A hora da morte – Redação do Momento Espírita

A hora da morte – Redação do Momento Espírita

Das certezas que podemos ter, neste mundo, a morte é sem dúvida uma delas.

Nenhum ser vivo pode se furtar a ela.
Mensageira estranha, por vezes, abraça os mais jovens e os sadios, deixando para trás idosos e doentes.

Contudo, sempre chega.
Paradoxalmente, é um dos assuntos que quase todos evitamos tocar.

Por isso mesmo, quando chega, surpreende e muitas lágrimas são derramadas.

Lágrimas que se casam a exclamações como: Se eu soubesse que era o seu último dia! Se eu soubesse que ele iria morrer, não teria sido tão mau! Se eu soubesse que ele partiria tão cedo, teria abraçado mais, dito como o amava, sido melhor para ele.

É bom considerarmos que nossa existência é efêmera.
Hoje estamos aqui, amanhã poderemos não nos encontrar mais deste lado da vida.

O ser amado que se despede para o trabalho diário pode não retornar.
A criança que corre pela rua, rumo à escola, pode não voltar para casa.

Como a irmã daquele menino de dez anos.
Ele entrou em casa e chamou pela mãe.

Ela estava no quarto, sentada, quieta.

Sua irmã morreu esta manhã.
– Foi o que ela disse.

O conceito de morte não tinha um significado concreto para aquele garotinho.

Durante muito tempo ele perguntava para a mãe: Ela vai voltar? Por que ela teve de morrer?

Por muitos dias, ficava em frente à casa, esperando que o ônibus escolar a trouxesse de volta.

Entrava no quarto dela e apanhava a sua pasta escolar.

Tudo estava bem arrumado: os cadernos de um lado, os livros do outro, o estojo de lápis no meio.

A faixa preta de elástico que ela usava nos cabelos quando fora para o colégio naquela última manhã.

Depois, devolvia tudo no seu lugar.
Perguntava-se se a irmã ficaria zangada por ele ter mexido em suas coisas.

O que ele sempre lembraria foi o que acontecera duas noites antes de a irmã morrer.

Ela chegara em casa preocupada.
Esquecera de um trabalho de arte que devia entregar no dia seguinte.

Ele se dispôs a ajudá-la.
Juntos fizeram doze borboletas coloridas, de antenas enroladas e asas triangulares.

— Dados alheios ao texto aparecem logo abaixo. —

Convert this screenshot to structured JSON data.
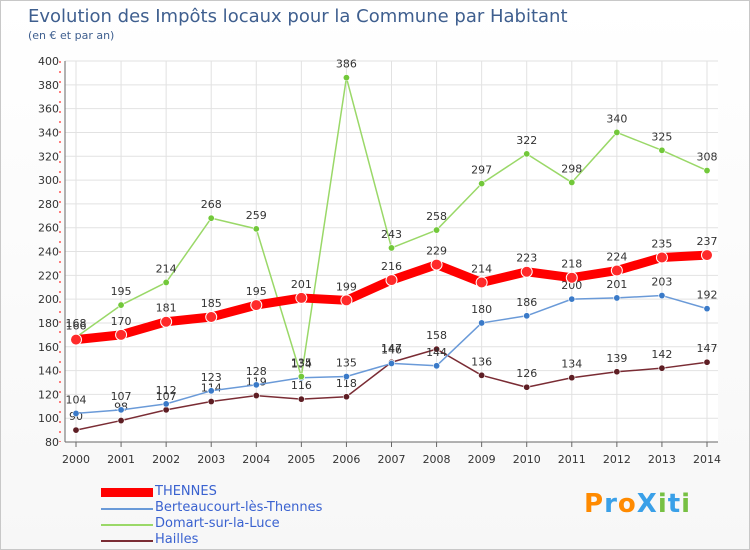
{
  "chart_data": {
    "type": "line",
    "title": "Evolution des Impôts locaux pour la Commune par Habitant",
    "subtitle": "(en € et par an)",
    "categories": [
      "2000",
      "2001",
      "2002",
      "2003",
      "2004",
      "2005",
      "2006",
      "2007",
      "2008",
      "2009",
      "2010",
      "2011",
      "2012",
      "2013",
      "2014"
    ],
    "yticks": [
      80,
      100,
      120,
      140,
      160,
      180,
      200,
      220,
      240,
      260,
      280,
      300,
      320,
      340,
      360,
      380,
      400
    ],
    "ylim": [
      80,
      400
    ],
    "grid": true,
    "series": [
      {
        "name": "Hailles",
        "color": "#7a2c34",
        "marker": "#5e1e24",
        "values": [
          90,
          98,
          107,
          114,
          119,
          116,
          118,
          147,
          158,
          136,
          126,
          134,
          139,
          142,
          147
        ]
      },
      {
        "name": "Berteaucourt-lès-Thennes",
        "color": "#6a9ad8",
        "marker": "#3a7ac8",
        "values": [
          104,
          107,
          112,
          123,
          128,
          134,
          135,
          146,
          144,
          180,
          186,
          200,
          201,
          203,
          192
        ]
      },
      {
        "name": "Domart-sur-la-Luce",
        "color": "#9ad868",
        "marker": "#72c83a",
        "values": [
          168,
          195,
          214,
          268,
          259,
          135,
          386,
          243,
          258,
          297,
          322,
          298,
          340,
          325,
          308
        ]
      },
      {
        "name": "THENNES",
        "color": "#ff0000",
        "marker": "#ff2a2a",
        "values": [
          166,
          170,
          181,
          185,
          195,
          201,
          199,
          216,
          229,
          214,
          223,
          218,
          224,
          235,
          237
        ]
      }
    ]
  },
  "legend": [
    {
      "name": "THENNES",
      "color": "#ff0000"
    },
    {
      "name": "Berteaucourt-lès-Thennes",
      "color": "#6a9ad8"
    },
    {
      "name": "Domart-sur-la-Luce",
      "color": "#9ad868"
    },
    {
      "name": "Hailles",
      "color": "#7a2c34"
    }
  ],
  "logo": {
    "text": "ProXiti"
  }
}
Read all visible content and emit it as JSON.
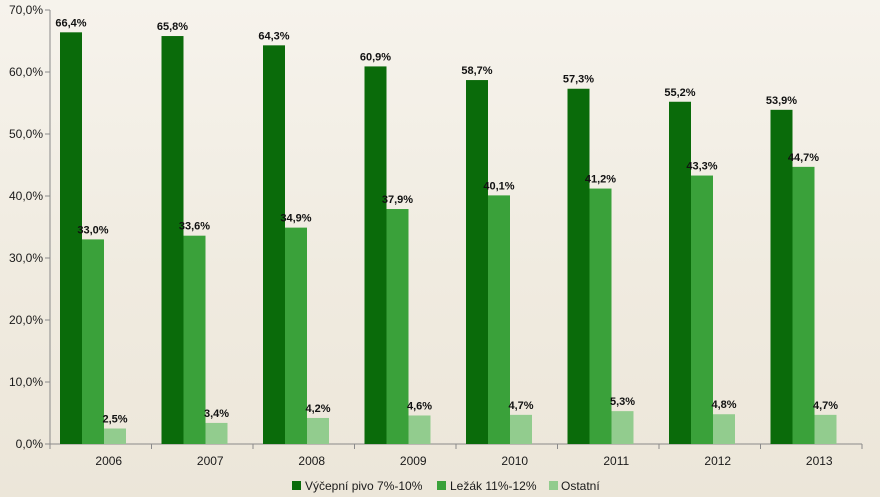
{
  "chart_data": {
    "type": "bar",
    "categories": [
      "2006",
      "2007",
      "2008",
      "2009",
      "2010",
      "2011",
      "2012",
      "2013"
    ],
    "series": [
      {
        "name": "Výčepní pivo 7%-10%",
        "color": "#0a6b0a",
        "values": [
          66.4,
          65.8,
          64.3,
          60.9,
          58.7,
          57.3,
          55.2,
          53.9
        ],
        "labels": [
          "66,4%",
          "65,8%",
          "64,3%",
          "60,9%",
          "58,7%",
          "57,3%",
          "55,2%",
          "53,9%"
        ]
      },
      {
        "name": "Ležák 11%-12%",
        "color": "#3aa13a",
        "values": [
          33.0,
          33.6,
          34.9,
          37.9,
          40.1,
          41.2,
          43.3,
          44.7
        ],
        "labels": [
          "33,0%",
          "33,6%",
          "34,9%",
          "37,9%",
          "40,1%",
          "41,2%",
          "43,3%",
          "44,7%"
        ]
      },
      {
        "name": "Ostatní",
        "color": "#92cc8e",
        "values": [
          2.5,
          3.4,
          4.2,
          4.6,
          4.7,
          5.3,
          4.8,
          4.7
        ],
        "labels": [
          "2,5%",
          "3,4%",
          "4,2%",
          "4,6%",
          "4,7%",
          "5,3%",
          "4,8%",
          "4,7%"
        ]
      }
    ],
    "y_ticks": [
      "0,0%",
      "10,0%",
      "20,0%",
      "30,0%",
      "40,0%",
      "50,0%",
      "60,0%",
      "70,0%"
    ],
    "ylim": [
      0,
      70
    ],
    "grid": false,
    "legend_position": "bottom"
  }
}
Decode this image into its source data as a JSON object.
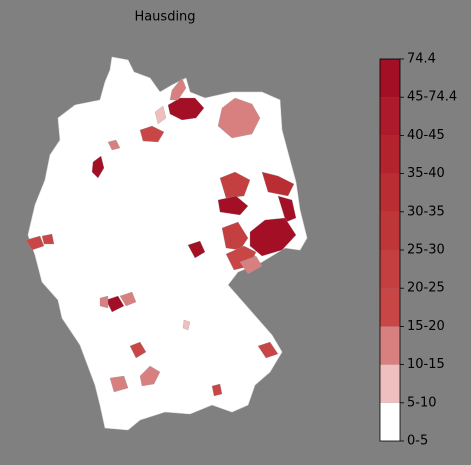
{
  "title": "Hausding",
  "colorbar": {
    "labels": [
      "0-5",
      "5-10",
      "10-15",
      "15-20",
      "20-25",
      "25-30",
      "30-35",
      "35-40",
      "40-45",
      "45-74.4",
      "74.4"
    ],
    "colors": [
      "#ffffff",
      "#efbfbf",
      "#d88080",
      "#c84646",
      "#c43f40",
      "#bf3638",
      "#b92d33",
      "#b3232e",
      "#ac1a2b",
      "#a30f25"
    ]
  }
}
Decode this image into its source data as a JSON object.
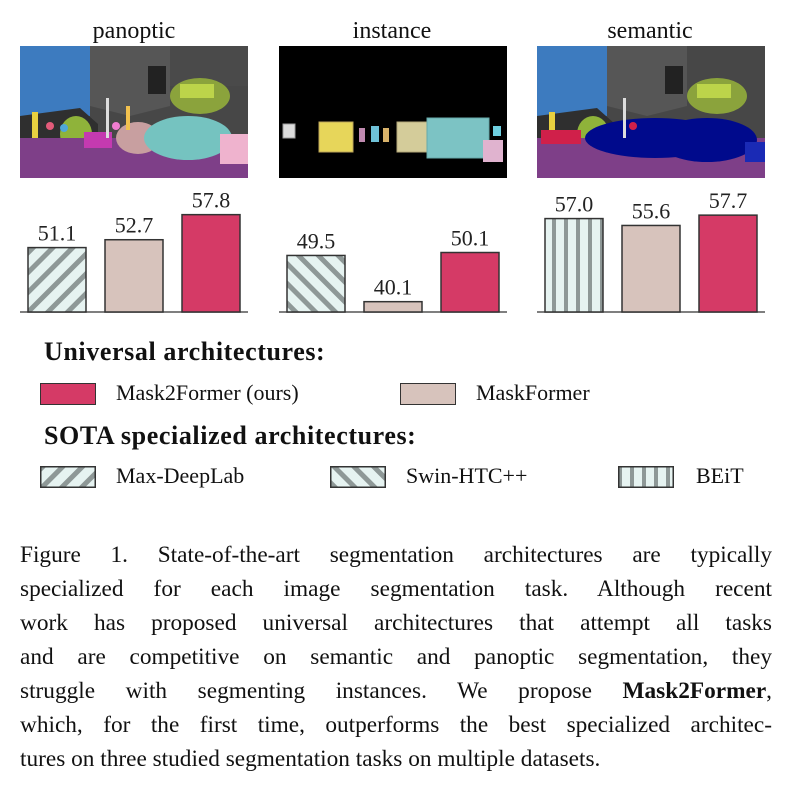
{
  "figure": {
    "panels": [
      {
        "title": "panoptic"
      },
      {
        "title": "instance"
      },
      {
        "title": "semantic"
      }
    ],
    "legend": {
      "universal_heading": "Universal architectures:",
      "specialized_heading": "SOTA specialized architectures:",
      "items": {
        "mask2former": "Mask2Former (ours)",
        "maskformer": "MaskFormer",
        "maxdeeplab": "Max-DeepLab",
        "swinhtc": "Swin-HTC++",
        "beit": "BEiT"
      }
    },
    "colors": {
      "mask2former": "#d53a66",
      "maskformer": "#d7c3bc",
      "specialized": "#e6f3f1",
      "hatch": "#8e9897"
    }
  },
  "chart_data": [
    {
      "type": "bar",
      "categories": [
        "Max-DeepLab",
        "MaskFormer",
        "Mask2Former (ours)"
      ],
      "values": [
        51.1,
        52.7,
        57.8
      ],
      "title": "panoptic",
      "ylim": [
        38,
        62
      ]
    },
    {
      "type": "bar",
      "categories": [
        "Swin-HTC++",
        "MaskFormer",
        "Mask2Former (ours)"
      ],
      "values": [
        49.5,
        40.1,
        50.1
      ],
      "title": "instance",
      "ylim": [
        38,
        62
      ]
    },
    {
      "type": "bar",
      "categories": [
        "BEiT",
        "MaskFormer",
        "Mask2Former (ours)"
      ],
      "values": [
        57.0,
        55.6,
        57.7
      ],
      "title": "semantic",
      "ylim": [
        38,
        62
      ]
    }
  ],
  "caption": {
    "lines": [
      "Figure 1. State-of-the-art segmentation architectures are typically",
      "specialized for each image segmentation task.  Although recent",
      "work has proposed universal architectures that attempt all tasks",
      "and are competitive on semantic and panoptic segmentation, they",
      "struggle with segmenting instances. We propose ",
      "which, for the first time, outperforms the best specialized architec-",
      "tures on three studied segmentation tasks on multiple datasets."
    ],
    "bold": "Mask2Former",
    "bold_suffix": ","
  }
}
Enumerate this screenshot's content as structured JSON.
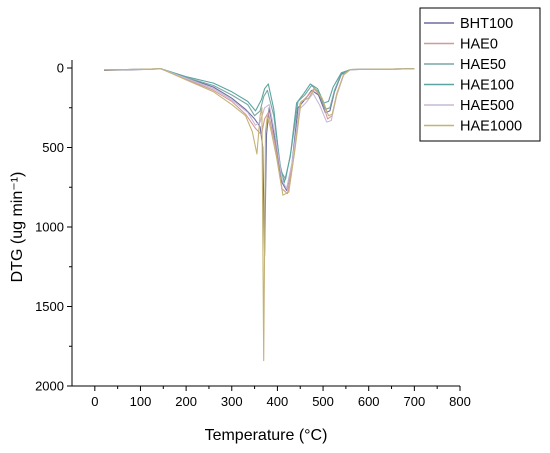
{
  "chart_data": {
    "type": "line",
    "xlabel": "Temperature (°C)",
    "ylabel": "DTG (ug min⁻¹)",
    "xlim": [
      -50,
      800
    ],
    "ylim": [
      0,
      2000
    ],
    "y_inverted": true,
    "grid": false,
    "legend_placement": "top-right",
    "xticks": [
      0,
      100,
      200,
      300,
      400,
      500,
      600,
      700,
      800
    ],
    "yticks": [
      0,
      500,
      1000,
      1500,
      2000
    ],
    "series": [
      {
        "name": "BHT100",
        "color": "#6d6d9e",
        "x": [
          20,
          100,
          145,
          200,
          260,
          300,
          330,
          350,
          362,
          368,
          372,
          376,
          382,
          395,
          410,
          420,
          432,
          445,
          460,
          475,
          490,
          505,
          515,
          525,
          540,
          560,
          600,
          700
        ],
        "y": [
          15,
          10,
          5,
          60,
          120,
          190,
          260,
          320,
          370,
          500,
          1180,
          420,
          250,
          450,
          720,
          770,
          600,
          250,
          200,
          140,
          170,
          280,
          270,
          150,
          40,
          10,
          8,
          5
        ]
      },
      {
        "name": "HAE0",
        "color": "#d4979a",
        "x": [
          20,
          100,
          145,
          200,
          260,
          300,
          330,
          352,
          365,
          372,
          380,
          395,
          410,
          422,
          435,
          450,
          465,
          480,
          495,
          510,
          520,
          530,
          545,
          560,
          600,
          700
        ],
        "y": [
          12,
          8,
          5,
          70,
          140,
          210,
          290,
          380,
          420,
          320,
          280,
          480,
          760,
          790,
          550,
          220,
          180,
          130,
          180,
          320,
          300,
          170,
          40,
          10,
          8,
          5
        ]
      },
      {
        "name": "HAE50",
        "color": "#79a6a6",
        "x": [
          20,
          100,
          145,
          200,
          260,
          300,
          335,
          350,
          362,
          370,
          378,
          392,
          408,
          418,
          430,
          445,
          460,
          475,
          490,
          505,
          515,
          525,
          540,
          560,
          600,
          700
        ],
        "y": [
          12,
          8,
          5,
          60,
          110,
          170,
          230,
          300,
          270,
          180,
          140,
          300,
          650,
          700,
          520,
          210,
          170,
          110,
          150,
          260,
          250,
          140,
          35,
          10,
          8,
          5
        ]
      },
      {
        "name": "HAE100",
        "color": "#5ba5a0",
        "x": [
          20,
          100,
          145,
          200,
          260,
          300,
          335,
          352,
          365,
          372,
          380,
          392,
          405,
          415,
          428,
          442,
          458,
          472,
          488,
          502,
          512,
          522,
          540,
          560,
          600,
          700
        ],
        "y": [
          12,
          8,
          5,
          55,
          95,
          150,
          210,
          270,
          200,
          130,
          100,
          260,
          600,
          720,
          560,
          220,
          160,
          100,
          130,
          220,
          210,
          120,
          30,
          10,
          8,
          5
        ]
      },
      {
        "name": "HAE500",
        "color": "#c9b8d9",
        "x": [
          20,
          100,
          145,
          200,
          260,
          300,
          335,
          352,
          362,
          372,
          382,
          395,
          410,
          420,
          432,
          448,
          462,
          478,
          492,
          508,
          518,
          528,
          545,
          560,
          600,
          700
        ],
        "y": [
          12,
          8,
          5,
          65,
          130,
          200,
          280,
          360,
          340,
          250,
          230,
          420,
          700,
          760,
          600,
          260,
          220,
          160,
          230,
          340,
          330,
          190,
          45,
          10,
          8,
          5
        ]
      },
      {
        "name": "HAE1000",
        "color": "#c4b374",
        "x": [
          20,
          100,
          145,
          200,
          260,
          300,
          330,
          345,
          355,
          362,
          366,
          370,
          374,
          378,
          385,
          398,
          412,
          425,
          438,
          452,
          468,
          482,
          498,
          512,
          520,
          530,
          545,
          560,
          600,
          700
        ],
        "y": [
          12,
          8,
          5,
          75,
          150,
          230,
          300,
          400,
          540,
          300,
          250,
          1840,
          400,
          300,
          380,
          560,
          800,
          780,
          520,
          210,
          190,
          130,
          190,
          300,
          290,
          160,
          40,
          10,
          8,
          5
        ]
      }
    ]
  }
}
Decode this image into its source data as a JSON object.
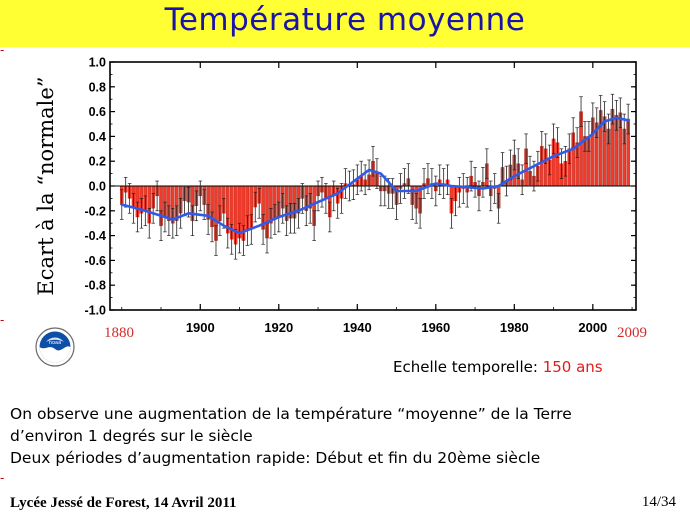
{
  "slide": {
    "title": "Température moyenne",
    "timescale_label": "Echelle temporelle:",
    "timescale_value": "150 ans",
    "body_lines": [
      "On observe une augmentation de la température “moyenne” de la Terre",
      "d’environ 1 degrés sur le siècle",
      "Deux périodes d’augmentation rapide: Début et fin du 20ème siècle"
    ],
    "footer_left": "Lycée Jessé de Forest, 14 Avril 2011",
    "page_number": "14/34",
    "logo": "noaa-logo",
    "edge_marks": [
      "-",
      "-",
      "-"
    ]
  },
  "colors": {
    "title_bg": "#ffff33",
    "title_text": "#1a14a8",
    "bars": "#ee3b2b",
    "smooth_line": "#2f5be8",
    "error_bars": "#222222",
    "accent_red": "#d32b2b"
  },
  "chart_data": {
    "type": "bar",
    "title": "",
    "xlabel": "",
    "ylabel": "Ecart à la “normale”",
    "x_start_label": "1880",
    "x_end_label": "2009",
    "xlim": [
      1877,
      2011
    ],
    "ylim": [
      -1.0,
      1.0
    ],
    "x_ticks": [
      "1900",
      "1920",
      "1940",
      "1960",
      "1980",
      "2000"
    ],
    "y_ticks": [
      "1.0",
      "0.8",
      "0.6",
      "0.4",
      "0.2",
      "0.0",
      "-0.2",
      "-0.4",
      "-0.6",
      "-0.8",
      "-1.0"
    ],
    "grid": false,
    "legend": "none",
    "error_bar_halfwidth": 0.12,
    "series": [
      {
        "kind": "bars_with_error",
        "start_year": 1880,
        "values": [
          -0.15,
          -0.05,
          -0.1,
          -0.18,
          -0.25,
          -0.22,
          -0.2,
          -0.3,
          -0.18,
          -0.08,
          -0.32,
          -0.25,
          -0.28,
          -0.3,
          -0.28,
          -0.22,
          -0.12,
          -0.13,
          -0.28,
          -0.16,
          -0.08,
          -0.15,
          -0.27,
          -0.33,
          -0.44,
          -0.28,
          -0.22,
          -0.38,
          -0.43,
          -0.47,
          -0.42,
          -0.44,
          -0.36,
          -0.35,
          -0.17,
          -0.14,
          -0.35,
          -0.42,
          -0.3,
          -0.27,
          -0.25,
          -0.18,
          -0.28,
          -0.26,
          -0.26,
          -0.22,
          -0.1,
          -0.2,
          -0.18,
          -0.32,
          -0.08,
          -0.05,
          -0.1,
          -0.25,
          -0.08,
          -0.14,
          -0.1,
          0.02,
          0.0,
          0.01,
          0.05,
          0.08,
          0.05,
          0.09,
          0.2,
          0.1,
          -0.04,
          -0.04,
          -0.06,
          -0.06,
          -0.15,
          -0.02,
          0.02,
          0.06,
          -0.15,
          -0.18,
          -0.22,
          0.02,
          0.06,
          0.02,
          -0.04,
          0.05,
          0.02,
          0.05,
          -0.22,
          -0.12,
          -0.05,
          -0.02,
          -0.05,
          0.08,
          0.03,
          -0.08,
          0.03,
          0.18,
          -0.08,
          -0.02,
          -0.18,
          0.15,
          0.04,
          0.17,
          0.25,
          0.18,
          0.05,
          0.3,
          0.12,
          0.08,
          0.16,
          0.32,
          0.3,
          0.21,
          0.38,
          0.35,
          0.18,
          0.2,
          0.3,
          0.43,
          0.35,
          0.6,
          0.4,
          0.4,
          0.55,
          0.51,
          0.61,
          0.56,
          0.46,
          0.62,
          0.57,
          0.59,
          0.46,
          0.54
        ]
      },
      {
        "kind": "smoothed_line",
        "x": [
          1880,
          1885,
          1890,
          1893,
          1897,
          1902,
          1906,
          1910,
          1915,
          1920,
          1925,
          1930,
          1935,
          1940,
          1943,
          1946,
          1950,
          1955,
          1960,
          1964,
          1968,
          1972,
          1976,
          1980,
          1985,
          1990,
          1995,
          2000,
          2003,
          2006,
          2009
        ],
        "values": [
          -0.15,
          -0.19,
          -0.24,
          -0.27,
          -0.22,
          -0.24,
          -0.32,
          -0.38,
          -0.32,
          -0.25,
          -0.2,
          -0.13,
          -0.06,
          0.06,
          0.13,
          0.1,
          -0.04,
          -0.04,
          0.02,
          0.0,
          -0.01,
          -0.02,
          0.0,
          0.08,
          0.16,
          0.24,
          0.3,
          0.42,
          0.52,
          0.55,
          0.53
        ]
      }
    ]
  }
}
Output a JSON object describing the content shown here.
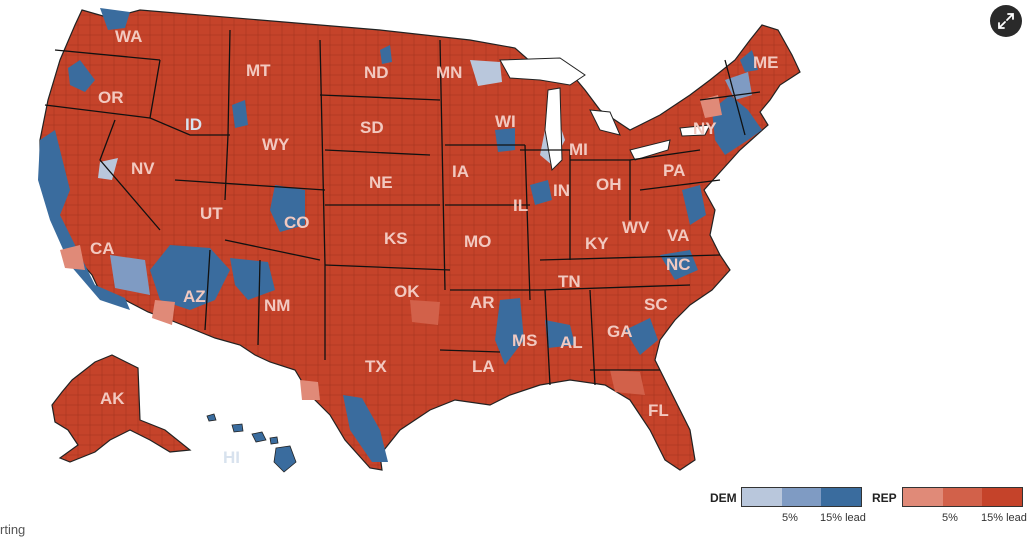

No dia em que ela morreu, ele estranhamente despertara mais cedo.

Observou-a se aprontando para a escola e ficou segurando a porta aberta para que ela saísse com tranquilidade.

Em uma das mãos, ela segurava a pasta, a outra balançava, enquanto descia os degraus.

Estava de uniforme azul.
Tinha só quatorze anos.
E suas últimas palavras para Michael foram: Até logo, irmão.

Passadas mais de quatro décadas, Michael ainda guardava a lembrança de sua irmã e de todos esses detalhes.

Quando vê uma borboleta, recorda de imediato daquele último trabalho que fizeram juntos.

E espera.
Porque, um dia, ele também fará essa viagem para o Grande Além.
Nesse dia, finalmente, ele a verá outra vez.

* * *

Amemos muito.
Usufruamos a companhia dos afetos.

Quando um deles se for, poderemos acalentar nossos dias com as doces lembranças dos afagos compartilhados.

E isso amenizará nossa grande saudade até o dia do reencontro.

Redação do Momento Espírita, com base no

artigo A despedida, de Michael Tan, da revista

Seleções Reader´s Digest, de out/2005.